Il s’appelle John-Fitzgerald ! La faute à ses parents, qui croyaient sûrement qu’il suivrait les traces de l’illustre homonyme, sans les balles fatales bien sur. Dans son microcosme, on le surnomme Fitz. C’est bien plus présentable pour quelqu’un qui passe sa vie à écumer les boites de nuit de luxe. Car Fitz est un parasite, vivant la nuit dans les carrés VIP, à vendre ses doses de cocaïne pour les stars de la télévision, les sportifs de tous poils ou les hommes politiques qui veulent se faire voir et bien voir.

Il passe sa semaine à boire, se droguer ou draguer de jeunes femmes pour passer le temps, rentre chez lui pour jouer aux jeux vidéo en ligne et dort le jour. Une petite vie bien réglée, qui ne gêne personne, jusqu’au jour où une de ses ex-compagne le contacte. Jessica est une commissaire de police, en charge d’une affaire bien sombre : un serial killer tue et découpe de jeunes femmes chez elles, et le seul point commun entre elles, c’est qu’elles vivent la nuit comme Fitz. Fitz est bien obligé de l’aider, sinon Jessica donnera une photographie où on le voit vendre un sachet de drogue. Voilà notre homme, anti-héros par excellence, maladroit et nonchalant, en train de mener une enquête contre son gré.
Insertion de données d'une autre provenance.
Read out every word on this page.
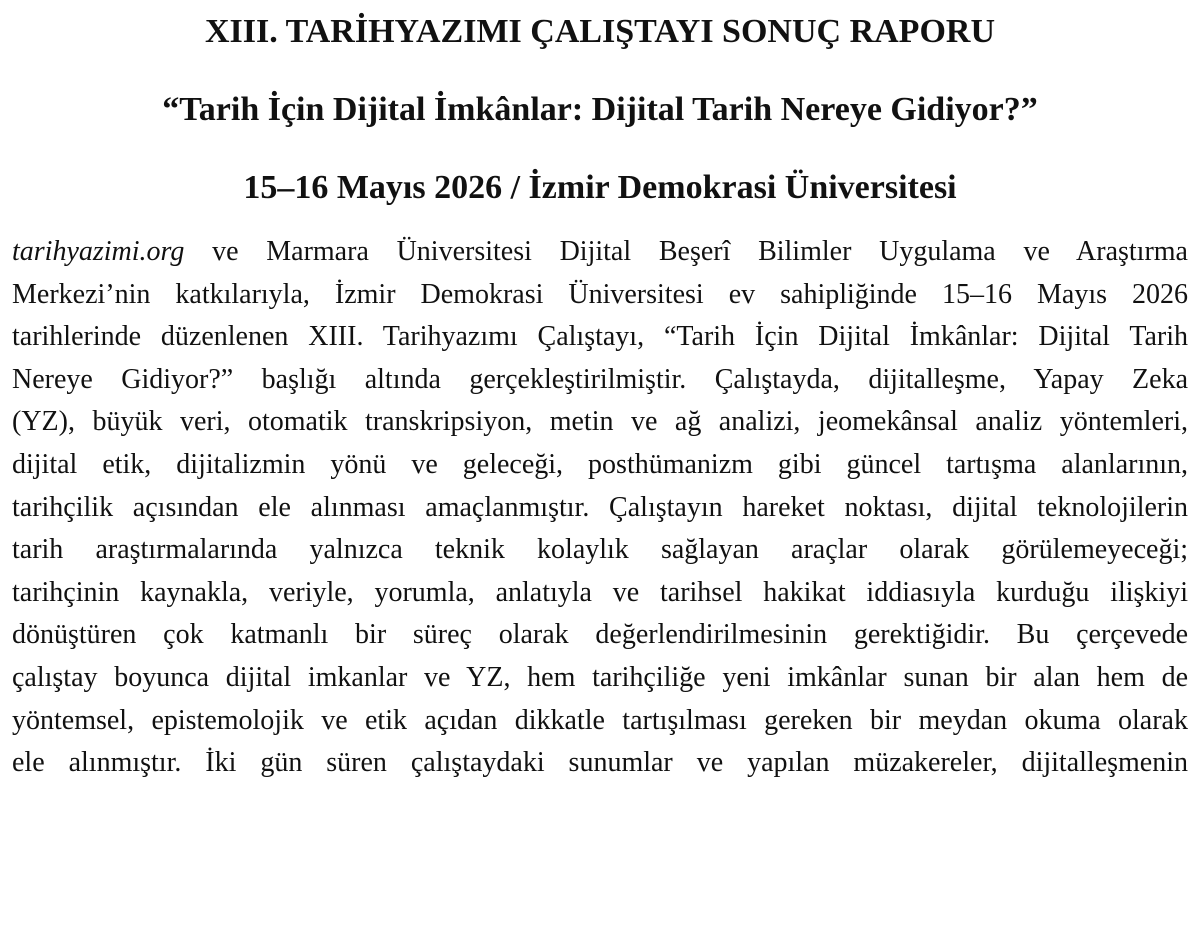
XIII. TARİHYAZIMI ÇALIŞTAYI SONUÇ RAPORU
“Tarih İçin Dijital İmkânlar: Dijital Tarih Nereye Gidiyor?”
15–16 Mayıs 2026 / İzmir Demokrasi Üniversitesi
tarihyazimi.org ve Marmara Üniversitesi Dijital Beşerî Bilimler Uygulama ve Araştırma
Merkezi’nin katkılarıyla, İzmir Demokrasi Üniversitesi ev sahipliğinde 15–16 Mayıs 2026
tarihlerinde düzenlenen XIII. Tarihyazımı Çalıştayı, “Tarih İçin Dijital İmkânlar: Dijital Tarih
Nereye Gidiyor?” başlığı altında gerçekleştirilmiştir. Çalıştayda, dijitalleşme, Yapay Zeka
(YZ), büyük veri, otomatik transkripsiyon, metin ve ağ analizi, jeomekânsal analiz yöntemleri,
dijital etik, dijitalizmin yönü ve geleceği, posthümanizm gibi güncel tartışma alanlarının,
tarihçilik açısından ele alınması amaçlanmıştır. Çalıştayın hareket noktası, dijital teknolojilerin
tarih araştırmalarında yalnızca teknik kolaylık sağlayan araçlar olarak görülemeyeceği;
tarihçinin kaynakla, veriyle, yorumla, anlatıyla ve tarihsel hakikat iddiasıyla kurduğu ilişkiyi
dönüştüren çok katmanlı bir süreç olarak değerlendirilmesinin gerektiğidir. Bu çerçevede
çalıştay boyunca dijital imkanlar ve YZ, hem tarihçiliğe yeni imkânlar sunan bir alan hem de
yöntemsel, epistemolojik ve etik açıdan dikkatle tartışılması gereken bir meydan okuma olarak
ele alınmıştır. İki gün süren çalıştaydaki sunumlar ve yapılan müzakereler, dijitalleşmenin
Au début, je m’attendais à un roman plein d’humour, que j’imaginais décalé, pour que l’on s’attache à ce personnage qui n’est rien d’autre qu’une sangsue qui vit aux basques des nantis inutiles de notre société. Ce n’est pas tout à fait le cas, même si le ton n’est pas sérieux. L’auteur nous fait rentrer dans la peau de Fitz, en suivant ses pérégrinations dans un Paris illuminé, détaillant par le menu la vie d’un homme comme un autre.

Ce qui est formidable dans ce roman, outre son personnage et les décors détaillés de la vie nocturne, c’est l’intrigue, menée de main de maître, rebondissant de façon fort réaliste, et fort passionnante. Je vous garantis qu’une fois ouvert, vous ne lâcherez plus ce livre. Et on comprend bien pourquoi il a reçu le Prix de premier roman du festival de Beaune, tant l’ensemble est incroyablement maîtrisé. Et on y prend un plaisir dingue à lire les aventures de Fitz et de ses amis.

Dans la catégorie polar populaire, de ceux qui vous racontent une très bonne histoire, avec des personnages consistants, et un suspense constant, cette lecture est obligatoire. Aussi à l’aise dans les bagarres que dans les dialogues, sans psychologie bavarde et superflue, ce roman est un excellent divertissement. Je vous le dis, Olivier Gay est un auteur à suivre de près. Et puis, je vais vous dire : Quand j’ai tourné la dernière page, pas celle du roman mais la couverture, je suis tombé sur le prix. C’est marqué : 6,60 euros. A ce prix là, cela donne un rapport plaisir / prix exceptionnel.